Wednesday, August 30, 2006

Mercy in Mercantile Times

[Gabriel Metsu, Userer with Tearful Woman, 1654, Courtesy of the Museum of Fine Arts, Boston]

Mercy in Mercantile Times

Seventeenth Century Dutch painters were devoted to painting scenes from everyday life, with all its drama, humor, and social dynamics. These genre paintings served as social commentary and in some cases were meant to deliver moral lessons. This certainly seems to be the case with this painting by Gabriel Metsu (1629-1627). He has staged a scene that shows us a forlorn woman in tears (kerchief appropriately upstage) standing before a money lender or "userer." In her foreground lower hand she hold the remnants of a document--probably a promissory note or other legal docuemt. She has clearly come to plead her case. Looking at the money lender's face, the indication is one of scorn or judgment. One can easily surmise that there is a debt owed and not enough money to pay it. It is doubtful that it is her debt given the monetary practices of the times. Gender equity in the financial sphere is still an evolving ideal. Perhaps a husband gone off to sea and not returned. While it is difficult to be that precise with this painting, it was the birth of mercantilism and international trade that also provided the primary cause for the growth of lending and borrowing, the amassing of wealth and broken lives.

In keeping with the prevaling view of the time, usury was looked at as a necessary evil (in the truest sense of the idiom). Metsu doesn't really look favorably on either side of the transaction--the coldness of the money lender who can barely be bothered to look up at his client, the helplessness and vulnerability of the woman who really has few options. The userer wears his cloak almost as a protection from her. But the painter's real point is made through subtleties and painterly devices. In the left background behind the money lender's head is a folded sheet of paper or canvas. On that surface, there is a portion of a face looking at the scene with both interest and some judgment. Whose face is that? It seems religious, possibly Jesus or John. While there is a near subliminal moral overtone set by this aspect in the painting, there is an overt indication of the artist's perspective in his use of light and shadow on the woman's purse. At first glance it looks as if cloth or the liner has been pulled out of the bag. But it is no accident that the light catches it in such a way as to look like a hand reaching into the bag. This can be nothing other than the artist's projection of his view of how the money lender operates.
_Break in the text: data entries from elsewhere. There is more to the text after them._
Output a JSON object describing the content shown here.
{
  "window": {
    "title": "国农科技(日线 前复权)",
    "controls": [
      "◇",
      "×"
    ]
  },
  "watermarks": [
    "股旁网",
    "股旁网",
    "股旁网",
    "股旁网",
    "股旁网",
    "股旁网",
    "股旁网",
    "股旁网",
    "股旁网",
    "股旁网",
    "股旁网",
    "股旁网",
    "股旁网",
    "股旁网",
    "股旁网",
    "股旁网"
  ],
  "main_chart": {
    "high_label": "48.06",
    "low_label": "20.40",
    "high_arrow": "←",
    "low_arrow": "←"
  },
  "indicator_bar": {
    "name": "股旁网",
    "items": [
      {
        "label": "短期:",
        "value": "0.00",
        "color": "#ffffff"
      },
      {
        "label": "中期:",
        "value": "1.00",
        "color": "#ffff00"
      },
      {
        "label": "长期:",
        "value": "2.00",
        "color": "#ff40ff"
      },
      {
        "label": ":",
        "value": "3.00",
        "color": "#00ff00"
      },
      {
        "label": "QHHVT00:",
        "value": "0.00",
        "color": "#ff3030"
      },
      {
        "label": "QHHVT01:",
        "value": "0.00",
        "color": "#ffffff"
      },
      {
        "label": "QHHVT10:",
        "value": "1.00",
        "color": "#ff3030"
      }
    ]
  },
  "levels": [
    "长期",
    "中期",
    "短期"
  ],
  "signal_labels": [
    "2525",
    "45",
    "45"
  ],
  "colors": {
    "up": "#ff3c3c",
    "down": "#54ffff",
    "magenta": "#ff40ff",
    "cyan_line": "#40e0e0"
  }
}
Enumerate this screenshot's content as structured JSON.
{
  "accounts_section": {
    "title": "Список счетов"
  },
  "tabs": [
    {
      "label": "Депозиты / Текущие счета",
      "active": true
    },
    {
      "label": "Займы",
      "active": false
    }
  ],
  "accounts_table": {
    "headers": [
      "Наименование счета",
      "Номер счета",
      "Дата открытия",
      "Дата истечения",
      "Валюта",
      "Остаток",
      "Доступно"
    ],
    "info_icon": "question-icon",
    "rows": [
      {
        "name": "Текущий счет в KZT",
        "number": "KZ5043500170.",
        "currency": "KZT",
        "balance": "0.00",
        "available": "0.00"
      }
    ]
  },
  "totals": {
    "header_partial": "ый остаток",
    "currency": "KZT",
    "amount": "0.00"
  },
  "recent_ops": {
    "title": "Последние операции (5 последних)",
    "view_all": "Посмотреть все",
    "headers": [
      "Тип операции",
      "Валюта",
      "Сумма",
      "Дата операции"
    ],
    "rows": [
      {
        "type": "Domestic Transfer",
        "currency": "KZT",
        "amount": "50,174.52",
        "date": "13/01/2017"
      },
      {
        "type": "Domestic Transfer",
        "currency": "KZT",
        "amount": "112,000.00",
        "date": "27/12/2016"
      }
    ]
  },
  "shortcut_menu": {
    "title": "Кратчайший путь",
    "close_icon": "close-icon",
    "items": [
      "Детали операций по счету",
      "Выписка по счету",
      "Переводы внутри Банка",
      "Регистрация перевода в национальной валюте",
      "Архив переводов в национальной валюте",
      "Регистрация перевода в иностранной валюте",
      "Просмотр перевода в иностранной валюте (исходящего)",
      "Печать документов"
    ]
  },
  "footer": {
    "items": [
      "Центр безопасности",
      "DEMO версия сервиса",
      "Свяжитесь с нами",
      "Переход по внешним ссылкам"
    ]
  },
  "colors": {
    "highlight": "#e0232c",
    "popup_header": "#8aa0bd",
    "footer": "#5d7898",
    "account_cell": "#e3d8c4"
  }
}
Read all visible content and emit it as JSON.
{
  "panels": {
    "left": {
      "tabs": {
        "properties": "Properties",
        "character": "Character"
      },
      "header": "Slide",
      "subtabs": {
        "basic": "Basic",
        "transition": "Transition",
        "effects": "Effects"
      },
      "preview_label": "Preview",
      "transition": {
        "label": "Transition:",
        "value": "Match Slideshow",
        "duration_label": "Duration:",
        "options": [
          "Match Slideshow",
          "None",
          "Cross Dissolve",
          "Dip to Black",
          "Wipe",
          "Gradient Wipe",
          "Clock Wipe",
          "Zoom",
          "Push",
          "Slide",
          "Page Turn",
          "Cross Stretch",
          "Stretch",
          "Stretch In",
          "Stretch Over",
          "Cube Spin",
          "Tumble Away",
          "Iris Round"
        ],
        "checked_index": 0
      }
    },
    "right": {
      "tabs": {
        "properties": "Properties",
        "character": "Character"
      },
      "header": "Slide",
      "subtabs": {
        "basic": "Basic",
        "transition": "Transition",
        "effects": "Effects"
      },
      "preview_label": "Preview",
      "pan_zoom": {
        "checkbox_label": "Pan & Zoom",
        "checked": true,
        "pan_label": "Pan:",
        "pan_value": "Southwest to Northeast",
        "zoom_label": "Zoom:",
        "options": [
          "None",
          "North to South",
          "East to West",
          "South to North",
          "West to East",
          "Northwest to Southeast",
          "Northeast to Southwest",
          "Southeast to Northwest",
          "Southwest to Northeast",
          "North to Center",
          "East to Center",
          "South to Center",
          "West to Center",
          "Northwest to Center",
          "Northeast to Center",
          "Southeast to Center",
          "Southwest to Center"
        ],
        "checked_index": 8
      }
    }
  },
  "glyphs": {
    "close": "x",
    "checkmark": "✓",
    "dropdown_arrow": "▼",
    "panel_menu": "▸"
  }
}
It is interesting to me that the real attitudes and feelings about money and the relational transactions were relegated to subsidiary details. To address them directly was taboo then as it is now. Of course, the history of and attitudes about lending and borrowing have evolved since the 17th Century. But given the degree of consumer debt and the precarious state of the economy, I could imagine this scene playing out many times over in modern dress and on the telephone. One hopes the quality of mercy prevails.